Oh boy! We each picked out a hardhat, artfully covered with wild prints, fun patterns and bright colors. Armed with gloves, flashlights and our phones (cameras), we followed Shannon through the rainforest on their property, walking down-mountain to the tube entrance. Unlike Nāhuku where you just walk in, this opening was on the top of the tube.
“The first part is the hardest,” she advised helpfully as she turned on our hardhat headlamps. “Try crab walking down this steep slope – most guests find that the easiest way to get to the level with the ladder.” Crab walk on wet slippery rocks? Ladder? Umm, do I really want to do this? Once again, I bumped up against my comfort zone. But the girls cheered me on and I descended into the darkness of the underground. Actually, this was the only vertical portion of the tour. Once we got to the bottom of the ladder, the tube was almost flat – a comfortable walk.
From years of experience with other guests, Shannon knew the exact places and lighting conditions to obtain the best pictures. She even brought her own camera, because “phones don’t always capture the best picture.” Or in some spots, any, it turned out. We appreciated her emailing us some great shots of our adventure.
She explained how lava tubes form. As lava courses downhill, the outer edges cool first, eventually surrounding the hot liquid, which continues to travel within the now insulated tube. When the source of the lava stops pumping, the remaining lava moves through, leaving a smooth hardened shell tube. Eventually the forest recovers and new growth and a new forest floor form over the tube. Ohia trees are one of the first plants to grow on new lava, and in both this tube and the Nāhuku Tube in the park, one can see their roots growing and hanging from the ceiling.

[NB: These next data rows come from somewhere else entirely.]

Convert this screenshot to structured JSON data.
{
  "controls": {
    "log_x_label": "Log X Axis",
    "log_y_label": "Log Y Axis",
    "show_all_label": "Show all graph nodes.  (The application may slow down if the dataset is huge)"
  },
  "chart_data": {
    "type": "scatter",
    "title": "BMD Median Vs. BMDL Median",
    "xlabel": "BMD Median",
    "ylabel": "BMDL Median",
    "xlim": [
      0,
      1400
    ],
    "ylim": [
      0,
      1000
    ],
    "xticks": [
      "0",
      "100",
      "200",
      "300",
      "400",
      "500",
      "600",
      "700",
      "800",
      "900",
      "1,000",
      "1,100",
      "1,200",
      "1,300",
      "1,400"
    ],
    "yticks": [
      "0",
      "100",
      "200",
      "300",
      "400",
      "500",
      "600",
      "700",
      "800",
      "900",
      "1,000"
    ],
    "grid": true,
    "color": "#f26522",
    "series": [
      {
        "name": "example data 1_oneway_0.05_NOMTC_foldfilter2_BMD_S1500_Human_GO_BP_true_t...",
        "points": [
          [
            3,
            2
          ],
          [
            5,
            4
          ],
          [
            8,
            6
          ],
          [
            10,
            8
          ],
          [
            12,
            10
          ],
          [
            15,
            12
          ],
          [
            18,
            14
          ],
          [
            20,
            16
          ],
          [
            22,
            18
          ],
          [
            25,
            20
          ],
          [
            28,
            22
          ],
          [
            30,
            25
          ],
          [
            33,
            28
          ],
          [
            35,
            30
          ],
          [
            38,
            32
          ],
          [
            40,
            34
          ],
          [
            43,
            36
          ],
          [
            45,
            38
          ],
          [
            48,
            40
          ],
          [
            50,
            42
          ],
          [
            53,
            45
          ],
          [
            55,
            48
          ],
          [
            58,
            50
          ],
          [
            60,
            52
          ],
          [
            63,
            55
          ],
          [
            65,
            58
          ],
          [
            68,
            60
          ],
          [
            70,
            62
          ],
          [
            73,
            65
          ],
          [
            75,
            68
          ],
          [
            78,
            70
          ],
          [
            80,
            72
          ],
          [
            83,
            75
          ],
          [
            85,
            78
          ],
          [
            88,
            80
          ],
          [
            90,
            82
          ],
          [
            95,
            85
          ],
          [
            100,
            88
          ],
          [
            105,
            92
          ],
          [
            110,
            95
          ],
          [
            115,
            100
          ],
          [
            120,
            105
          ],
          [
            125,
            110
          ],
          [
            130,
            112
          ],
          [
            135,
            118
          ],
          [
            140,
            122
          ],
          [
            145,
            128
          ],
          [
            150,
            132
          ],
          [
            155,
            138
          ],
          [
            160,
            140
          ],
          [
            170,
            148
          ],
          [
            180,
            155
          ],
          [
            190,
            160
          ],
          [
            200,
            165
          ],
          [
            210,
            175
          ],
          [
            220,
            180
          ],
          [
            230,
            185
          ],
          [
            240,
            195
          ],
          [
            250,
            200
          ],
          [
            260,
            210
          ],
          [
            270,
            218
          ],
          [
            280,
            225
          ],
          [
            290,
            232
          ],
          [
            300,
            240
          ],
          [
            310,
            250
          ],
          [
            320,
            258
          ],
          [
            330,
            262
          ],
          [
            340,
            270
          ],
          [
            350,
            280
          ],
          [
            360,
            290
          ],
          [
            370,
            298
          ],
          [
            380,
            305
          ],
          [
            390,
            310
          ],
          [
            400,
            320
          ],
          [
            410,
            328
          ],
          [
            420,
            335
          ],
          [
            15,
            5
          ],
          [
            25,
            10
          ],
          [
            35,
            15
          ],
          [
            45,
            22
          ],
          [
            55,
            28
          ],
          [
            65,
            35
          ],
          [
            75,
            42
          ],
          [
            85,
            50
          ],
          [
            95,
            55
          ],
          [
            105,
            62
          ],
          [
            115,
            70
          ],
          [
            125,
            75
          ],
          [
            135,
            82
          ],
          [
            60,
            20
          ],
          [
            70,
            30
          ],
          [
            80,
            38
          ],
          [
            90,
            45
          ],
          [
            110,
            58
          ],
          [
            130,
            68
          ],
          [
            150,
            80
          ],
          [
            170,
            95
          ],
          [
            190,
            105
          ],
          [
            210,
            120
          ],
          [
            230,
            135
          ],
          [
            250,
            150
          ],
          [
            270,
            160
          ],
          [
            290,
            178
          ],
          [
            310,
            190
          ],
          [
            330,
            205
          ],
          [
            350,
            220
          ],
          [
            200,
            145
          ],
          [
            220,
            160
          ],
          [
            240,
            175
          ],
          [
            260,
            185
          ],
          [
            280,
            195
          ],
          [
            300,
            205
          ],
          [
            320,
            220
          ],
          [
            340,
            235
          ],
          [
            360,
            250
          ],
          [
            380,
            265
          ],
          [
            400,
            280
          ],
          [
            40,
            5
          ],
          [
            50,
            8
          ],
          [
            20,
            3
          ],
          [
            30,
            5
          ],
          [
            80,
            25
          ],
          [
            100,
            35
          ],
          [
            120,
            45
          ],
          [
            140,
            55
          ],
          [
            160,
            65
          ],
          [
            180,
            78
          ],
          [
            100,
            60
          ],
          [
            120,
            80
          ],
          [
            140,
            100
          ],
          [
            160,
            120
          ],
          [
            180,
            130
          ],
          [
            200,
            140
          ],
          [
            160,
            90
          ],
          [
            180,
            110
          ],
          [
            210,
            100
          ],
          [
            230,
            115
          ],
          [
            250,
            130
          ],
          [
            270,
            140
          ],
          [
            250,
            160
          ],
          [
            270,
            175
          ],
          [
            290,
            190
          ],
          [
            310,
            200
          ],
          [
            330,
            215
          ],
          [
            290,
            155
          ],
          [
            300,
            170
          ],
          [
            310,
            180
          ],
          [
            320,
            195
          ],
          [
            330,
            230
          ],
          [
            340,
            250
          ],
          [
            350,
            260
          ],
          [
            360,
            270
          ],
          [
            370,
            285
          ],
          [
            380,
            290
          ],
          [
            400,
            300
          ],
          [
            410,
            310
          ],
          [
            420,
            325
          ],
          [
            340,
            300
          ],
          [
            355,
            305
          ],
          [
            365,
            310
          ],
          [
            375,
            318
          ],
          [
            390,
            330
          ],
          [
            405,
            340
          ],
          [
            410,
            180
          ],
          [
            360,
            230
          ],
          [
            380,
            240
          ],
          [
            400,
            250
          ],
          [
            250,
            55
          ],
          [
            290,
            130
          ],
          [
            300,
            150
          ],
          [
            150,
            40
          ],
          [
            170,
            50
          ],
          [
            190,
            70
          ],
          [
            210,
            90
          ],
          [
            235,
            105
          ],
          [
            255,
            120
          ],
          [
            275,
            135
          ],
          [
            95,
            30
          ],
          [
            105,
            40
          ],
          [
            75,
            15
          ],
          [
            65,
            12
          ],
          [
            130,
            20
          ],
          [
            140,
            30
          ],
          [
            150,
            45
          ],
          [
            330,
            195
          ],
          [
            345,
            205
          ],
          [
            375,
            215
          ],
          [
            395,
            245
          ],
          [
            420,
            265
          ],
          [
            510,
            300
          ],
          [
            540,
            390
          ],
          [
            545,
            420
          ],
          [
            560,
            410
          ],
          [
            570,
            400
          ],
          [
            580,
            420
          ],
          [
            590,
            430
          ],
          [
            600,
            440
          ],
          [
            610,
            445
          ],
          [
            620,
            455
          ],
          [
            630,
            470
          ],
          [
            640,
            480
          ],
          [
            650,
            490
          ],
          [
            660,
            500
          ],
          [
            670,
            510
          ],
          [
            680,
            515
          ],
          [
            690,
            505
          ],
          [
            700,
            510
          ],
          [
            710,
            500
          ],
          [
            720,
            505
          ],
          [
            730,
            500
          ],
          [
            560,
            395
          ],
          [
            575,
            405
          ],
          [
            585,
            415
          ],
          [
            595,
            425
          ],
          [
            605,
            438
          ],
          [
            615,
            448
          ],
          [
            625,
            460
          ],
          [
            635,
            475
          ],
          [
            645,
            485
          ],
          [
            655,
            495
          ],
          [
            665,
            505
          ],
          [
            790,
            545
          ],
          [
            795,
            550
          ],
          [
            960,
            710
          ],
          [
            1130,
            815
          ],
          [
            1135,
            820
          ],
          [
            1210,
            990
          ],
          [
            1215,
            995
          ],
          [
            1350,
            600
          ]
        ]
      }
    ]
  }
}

Shannon also pointed out the little tips of lava on the ceiling called lava stalactites. These are not stalactites common in other caves. These tips form when new lava flows through a tube but does not fill the tube entirely. The heat of the lava semi-melts the ceiling lava and it “drips” down and hardens again. Then as the lava level rises and falls in the tube, it coats the initial drip shape. Once activity in the lava tube stops, they no longer grow. The longer ones are about three inches.
Partway along our underground walk, we saw chunks of the ceiling that had fallen down. The tour stopped a little further along at a point where the ceiling had collapsed leaving a pile of rubble blocking the path. That led to a nervous chat about the hazards of tube failures while underground: an extremely low probability but high negative consequences. Oh well, it would make for a spectacular obituary.
Shannon pointed out a unique mold that grows in these tubes. Combined with the water condensed on it, the mold reflected silver in the light of our headlamps and the flash of the camera. Too bad someone had damaged the mold by “writing” in it. Shannon said the graffiti was here when they bought the property years ago. Apparently, research is showing this mold to have cancer-fighting properties that could prove useful.
She showed us a vein of yellow sulfur where sulfur dioxide gases condensed during the cooling period. I wondered about the red colored lava rocks. In later Internet research I found that when the lava is exposed to the air, the iron in it oxidizes and forms the rusty color. So on the surface, the newest lava flows are black, turning to silver/gray over time and finally oxidizing to sienna.
But none of my later research told me who Kazumura was. Research papers provided many details about the five sections of lava tubes that were finally connected. Besides being the longest lava tube in the world, it is also the deepest, descending 3614 feet. But I could not find anything about the name. Shannon said a Mr. Kazumura first explored the tube. She met his granddaughter, who confirmed it. For that matter, none of the research sites mentioned the Hawaiian name of this lava tube. Someone needs to document the early uses and exploration of this cave.
On the walk back, we all bumped our heads a time or two on the low ceiling in parts of the tube. Love those hardhats – not just a fashion accessory. Then back up the ladder and a victory pose that Shannon captured from below.
We all agreed that it was well worth the time and effort. The whole thing lasted about an hour with maybe 30 minutes in the lava tube – the perfect amount of time underground and in the dark for my taste. But there are longer tours in the area for those more adventurous.
I wonder if this quick trip qualifies as spelunking. If so, I can check that off my bucket list. Truthfully, I’d have to add it first.